Szef państwa zapewnił, że w tym względzie na Białorusi starają się organizować swoje życie: "Za Białoruś Wasza Świątobliwość może być absolutnie spokojny ".
Aleksander Łukaszenka powiedział, że niedawno wystąpił z inicjatywą utworzenia na Białorusi ośrodków religijnych różnych wyznań. "Mamy prawosławie, katolicyzm. To są nasze główne wyznania. Oczywiście przy przytłaczającej wyższości prawosławnych (pod względem liczebności - not. BELTA) - powiedział Prezydent. - Są też katolicy. W Związku Radzieckim było to drugie wyznanie katolickie po Litwie".
Jeśli chodzi o prawosławnych, taki ośrodek religijny został już utworzony w Żyrowiczach. "Zrobiliśmy tam bardzo wiele. Byłem tam, podjęliśmy decyzję z Władyką (Metropolita Weniamin - not. BELTA), że zrobimy tam prawosławny ośrodek pielgrzymkowy. Wiele zrobiliśmy" - powiedział szef państwa.
"Perłę" - potwierdził Patriarcha.
Aleksander Łukaszenka podkreślił, że zmienił się nie tylko klasztor w Żyrowiczach, ale cały kraj: "Właśnie kraj. Nie tylko klasztor, cerkiew. Ogólnie wszystkie tereny, które są wokół. Oddano do Władyki - bierzcie, uprawiajcie tam z ludźmi klasztoru".
Patriarcha Cyryl zauważył na to, że Pan również powiedział do Adama: "Oto ziemia, weź ją i uprawiaj".

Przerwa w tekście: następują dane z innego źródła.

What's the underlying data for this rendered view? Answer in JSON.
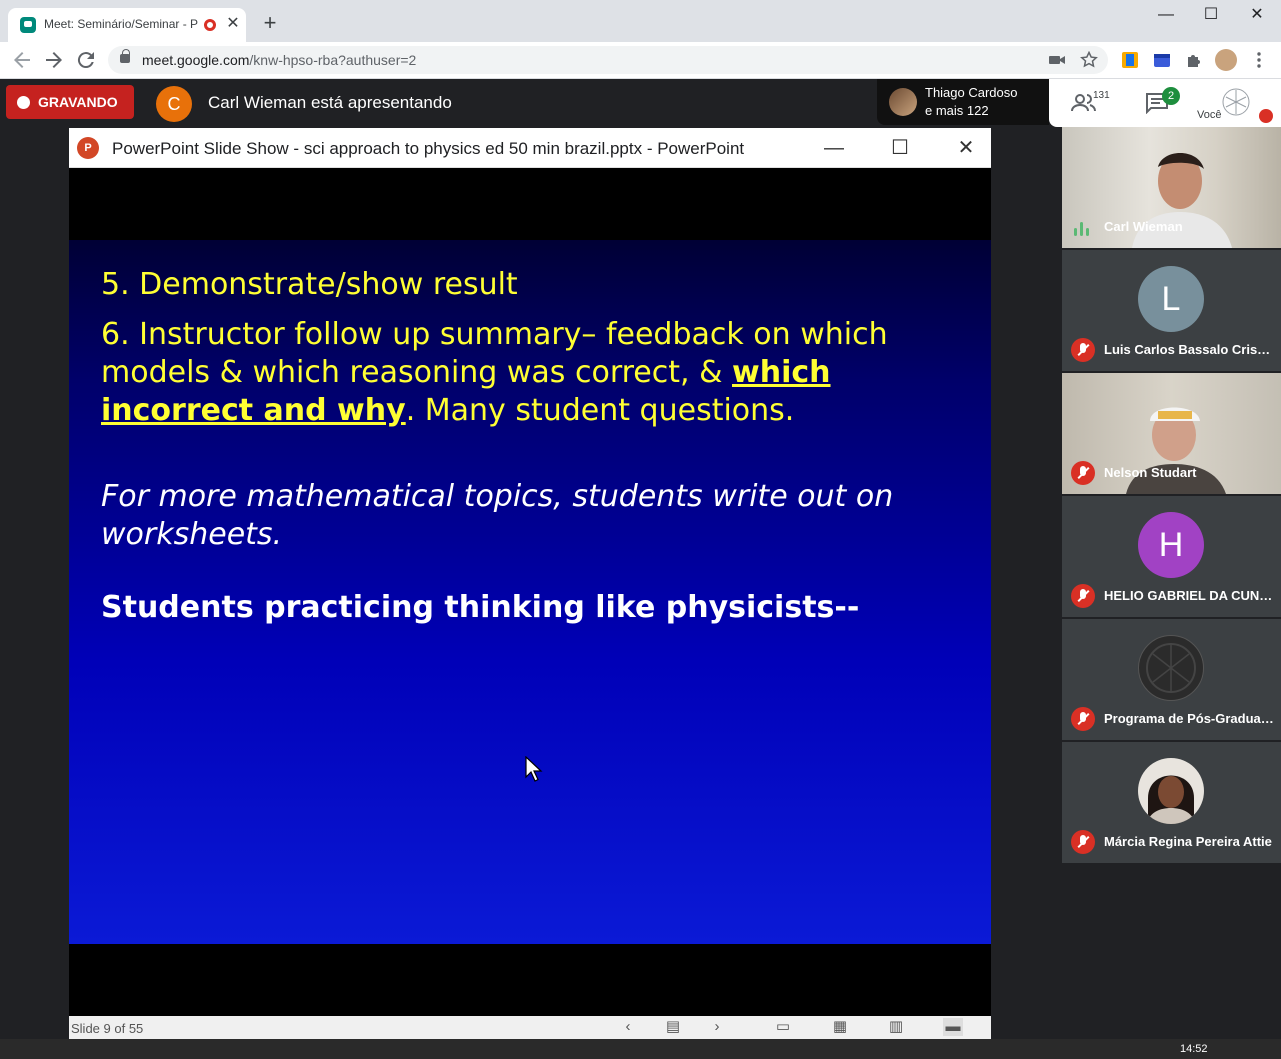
{
  "browser": {
    "tab_title": "Meet: Seminário/Seminar - P",
    "tab_close": "✕",
    "new_tab": "+",
    "window_min": "—",
    "window_max": "☐",
    "window_close": "✕",
    "url_host": "meet.google.com",
    "url_path": "/knw-hpso-rba?authuser=2"
  },
  "meet": {
    "recording_label": "GRAVANDO",
    "presenter_initial": "C",
    "presenting_text": "Carl Wieman está apresentando",
    "chip_line1": "Thiago Cardoso",
    "chip_line2": "e mais 122",
    "participants_count": "131",
    "chat_badge": "2",
    "self_label": "Você"
  },
  "powerpoint": {
    "logo": "P",
    "window_title": "PowerPoint Slide Show  -  sci approach to physics ed 50 min brazil.pptx - PowerPoint",
    "min": "—",
    "max": "☐",
    "close": "✕",
    "slide_counter": "Slide 9 of 55",
    "slide": {
      "item5": "5. Demonstrate/show result",
      "item6_a": "6. Instructor follow up summary– feedback on which models & which reasoning was correct, & ",
      "item6_b": "which incorrect and why",
      "item6_c": ". Many student questions.",
      "math_note": "For more mathematical topics, students write out on worksheets.",
      "physicists": "Students practicing thinking like physicists--"
    }
  },
  "participants": [
    {
      "name": "Carl Wieman",
      "type": "video",
      "muted": false
    },
    {
      "name": "Luis Carlos Bassalo Crispi...",
      "initial": "L",
      "color": "#78909c",
      "muted": true
    },
    {
      "name": "Nelson Studart",
      "type": "video",
      "muted": true
    },
    {
      "name": "HELIO GABRIEL DA CUNH...",
      "initial": "H",
      "color": "#a142c4",
      "muted": true
    },
    {
      "name": "Programa de Pós-Graduaç...",
      "initial": "",
      "color": "#2b2b2b",
      "muted": true
    },
    {
      "name": "Márcia Regina Pereira Attie",
      "initial": "",
      "color": "#8d6e63",
      "muted": true
    }
  ],
  "taskbar": {
    "clock": "14:52"
  }
}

Kontynuując rozmowę o tworzeniu ośrodków religijnych, Aleksander Łukaszenka powiedział, że zajmują się tym także przedstawiciele innych wyznań: "Mamy takie ośrodki, które należy uporządkować. Ponadto aby nie było urazy - proszę, każdy z naszych ludzi wybiera drogę do swojej świątyni. Dlatego realizujemy te przedsięwzięcia. Nie widzę urazy ze strony muzułmanów, katolików, żydów. Nie widzę żadnych problemów. Przyjęli to dobrze".
"Tak powinno być - poparł Patriarcha Cyryl. - To są tradycyjne religie i nigdy nie wynikały z nich żadne negatywne działania. W przeciwieństwie do różnego rodzaju sekt, które mają na celu podział narodów. Sekta jest częścią. Filozofią i celem sekty jest podzielenie się. Jest to niebezpieczne zarówno dla życia religijnego narodu, jak i dla państwa. A tradycyjne religie nie mają takich celów".